# Sparse¶

This implements sparse arrays of arbitrary dimension on top of `numpy`

and `scipy.sparse`

.
It generalizes the `scipy.sparse.coo_matrix`

and `scipy.sparse.dok_matrix`

layouts,
but extends beyond just rows and columns to an arbitrary number of dimensions.

Additionally, this project maintains compatibility with the `numpy.ndarray`

interface
rather than the `numpy.matrix`

interface used in `scipy.sparse`

These differences make this project useful in certain situations where scipy.sparse matrices are not well suited, but it should not be considered a full replacement. It lacks layouts that are not easily generalized like CSR/CSC and depends on scipy.sparse for some computations.

## Motivation¶

Sparse arrays, or arrays that are mostly empty or filled with zeros, are common in many scientific applications. To save space we often avoid storing these arrays in traditional dense formats, and instead choose different data structures. Our choice of data structure can significantly affect our storage and computational costs when working with these arrays.

## Design¶

The main data structure in this library follows the Coordinate List (COO) layout for sparse matrices, but extends it to multiple dimensions.

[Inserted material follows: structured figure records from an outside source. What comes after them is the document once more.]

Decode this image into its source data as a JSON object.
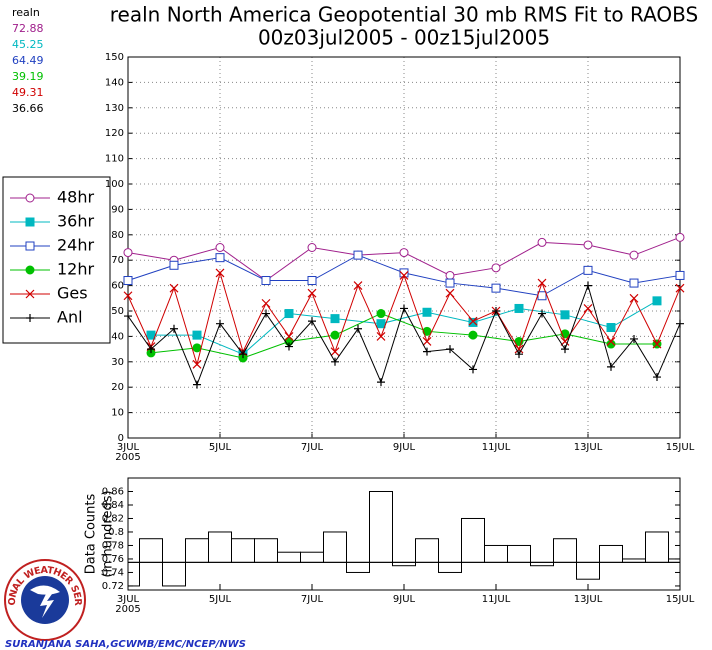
{
  "chart_data": [
    {
      "type": "line",
      "title": "realn North America Geopotential 30 mb RMS Fit to RAOBS",
      "subtitle": "00z03jul2005 - 00z15jul2005",
      "stats_label": "realn",
      "xlim": [
        3,
        15
      ],
      "xticks": [
        {
          "value": 3,
          "label": "3JUL"
        },
        {
          "value": 5,
          "label": "5JUL"
        },
        {
          "value": 7,
          "label": "7JUL"
        },
        {
          "value": 9,
          "label": "9JUL"
        },
        {
          "value": 11,
          "label": "11JUL"
        },
        {
          "value": 13,
          "label": "13JUL"
        },
        {
          "value": 15,
          "label": "15JUL"
        }
      ],
      "x_year": "2005",
      "ylim": [
        0,
        150
      ],
      "yticks": [
        0,
        10,
        20,
        30,
        40,
        50,
        60,
        70,
        80,
        90,
        100,
        110,
        120,
        130,
        140,
        150
      ],
      "grid": true,
      "legend": "left",
      "series": [
        {
          "name": "48hr",
          "color": "#a0208c",
          "marker": "circle-open",
          "mean": 72.88,
          "x": [
            3,
            4,
            5,
            6,
            7,
            8,
            9,
            10,
            11,
            12,
            13,
            14,
            15
          ],
          "values": [
            73,
            70,
            75,
            62,
            75,
            72,
            73,
            64,
            67,
            77,
            76,
            72,
            79
          ]
        },
        {
          "name": "36hr",
          "color": "#00b8c0",
          "marker": "square",
          "mean": 45.25,
          "x": [
            3.5,
            4.5,
            5.5,
            6.5,
            7.5,
            8.5,
            9.5,
            10.5,
            11.5,
            12.5,
            13.5,
            14.5
          ],
          "values": [
            40.5,
            40.5,
            33,
            49,
            47,
            45,
            49.5,
            45.5,
            51,
            48.5,
            43.5,
            54
          ]
        },
        {
          "name": "24hr",
          "color": "#2040c0",
          "marker": "square-open",
          "mean": 64.49,
          "x": [
            3,
            4,
            5,
            6,
            7,
            8,
            9,
            10,
            11,
            12,
            13,
            14,
            15
          ],
          "values": [
            62,
            68,
            71,
            62,
            62,
            72,
            65,
            61,
            59,
            56,
            66,
            61,
            64
          ]
        },
        {
          "name": "12hr",
          "color": "#00c000",
          "marker": "circle",
          "mean": 39.19,
          "x": [
            3.5,
            4.5,
            5.5,
            6.5,
            7.5,
            8.5,
            9.5,
            10.5,
            11.5,
            12.5,
            13.5,
            14.5
          ],
          "values": [
            33.5,
            35.5,
            31.5,
            38,
            40.5,
            49,
            42,
            40.5,
            38,
            41,
            37,
            37
          ]
        },
        {
          "name": "Ges",
          "color": "#d00000",
          "marker": "x",
          "mean": 49.31,
          "x": [
            3,
            3.5,
            4,
            4.5,
            5,
            5.5,
            6,
            6.5,
            7,
            7.5,
            8,
            8.5,
            9,
            9.5,
            10,
            10.5,
            11,
            11.5,
            12,
            12.5,
            13,
            13.5,
            14,
            14.5,
            15
          ],
          "values": [
            56,
            36,
            59,
            29,
            65,
            34,
            53,
            40,
            57,
            34,
            60,
            40,
            64,
            38,
            57,
            46,
            50,
            35,
            61,
            38,
            51,
            38,
            55,
            37,
            59
          ]
        },
        {
          "name": "Anl",
          "color": "#000000",
          "marker": "plus",
          "mean": 36.66,
          "x": [
            3,
            3.5,
            4,
            4.5,
            5,
            5.5,
            6,
            6.5,
            7,
            7.5,
            8,
            8.5,
            9,
            9.5,
            10,
            10.5,
            11,
            11.5,
            12,
            12.5,
            13,
            13.5,
            14,
            14.5,
            15
          ],
          "values": [
            48,
            35,
            43,
            21,
            45,
            33,
            49,
            36,
            46,
            30,
            43,
            22,
            51,
            34,
            35,
            27,
            50,
            33,
            49,
            35,
            60,
            28,
            39,
            24,
            45
          ]
        }
      ]
    },
    {
      "type": "step",
      "ylabel": "Data Counts",
      "ylabel2": "(in hundreds)",
      "xlim": [
        3,
        15
      ],
      "xticks": [
        {
          "value": 3,
          "label": "3JUL"
        },
        {
          "value": 5,
          "label": "5JUL"
        },
        {
          "value": 7,
          "label": "7JUL"
        },
        {
          "value": 9,
          "label": "9JUL"
        },
        {
          "value": 11,
          "label": "11JUL"
        },
        {
          "value": 13,
          "label": "13JUL"
        },
        {
          "value": 15,
          "label": "15JUL"
        }
      ],
      "x_year": "2005",
      "ylim": [
        0.714,
        0.88
      ],
      "yticks": [
        0.72,
        0.74,
        0.76,
        0.78,
        0.8,
        0.82,
        0.84,
        0.86
      ],
      "color": "#000000",
      "mean_line": 0.755,
      "x": [
        3,
        3.5,
        4,
        4.5,
        5,
        5.5,
        6,
        6.5,
        7,
        7.5,
        8,
        8.5,
        9,
        9.5,
        10,
        10.5,
        11,
        11.5,
        12,
        12.5,
        13,
        13.5,
        14,
        14.5,
        15
      ],
      "values": [
        0.72,
        0.79,
        0.72,
        0.79,
        0.8,
        0.79,
        0.79,
        0.77,
        0.77,
        0.8,
        0.74,
        0.86,
        0.75,
        0.79,
        0.74,
        0.82,
        0.78,
        0.78,
        0.75,
        0.79,
        0.73,
        0.78,
        0.76,
        0.8,
        0.76
      ]
    }
  ],
  "logo": {
    "text": "NATIONAL WEATHER SERVICE"
  },
  "credit": "SURANJANA SAHA,GCWMB/EMC/NCEP/NWS"
}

The COO layout, which stores the row index, column index, and value of every element:

row | col | data |
---|---|---|

0 | 0 | 10 |

0 | 2 | 13 |

1 | 3 | 9 |

3 | 8 | 21 |

It is straightforward to extend the COO layout to an arbitrary number of dimensions:

dim1 | dim2 | dim3 | … | data |
---|---|---|---|---|

0 | 0 | 0 | . | 10 |

0 | 0 | 3 | . | 13 |

0 | 2 | 2 | . | 9 |

3 | 1 | 4 | . | 21 |

This makes it easy to *store* a multidimensional sparse array, but we still
need to reimplement all of the array operations like transpose, reshape,
slicing, tensordot, reductions, etc., which can be challenging in general.

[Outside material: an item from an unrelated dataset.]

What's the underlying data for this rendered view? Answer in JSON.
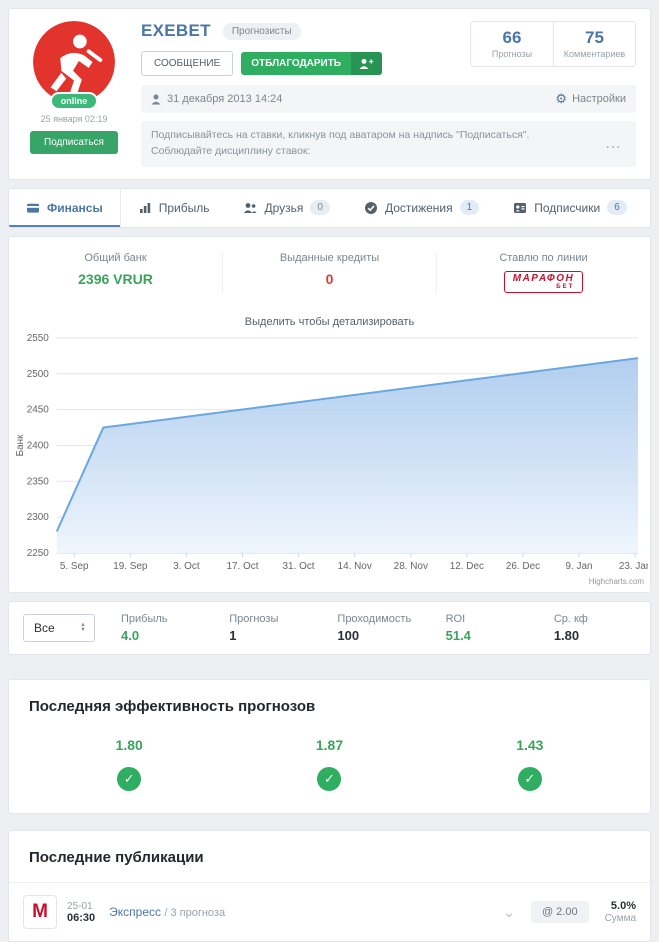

Fortunately in many cases we can leverage the existing `scipy.sparse`

algorithms if we can intelligently transpose and reshape our multi-dimensional
array into an appropriate 2-d sparse matrix, perform a modified sparse matrix
operation, and then reshape and transpose back. These reshape and transpose
operations can all be done at numpy speeds by modifying the arrays of
coordinates. After scipy.sparse runs its operations (often written in C) then
we can convert back to using the same path of reshapings and transpositions in
reverse.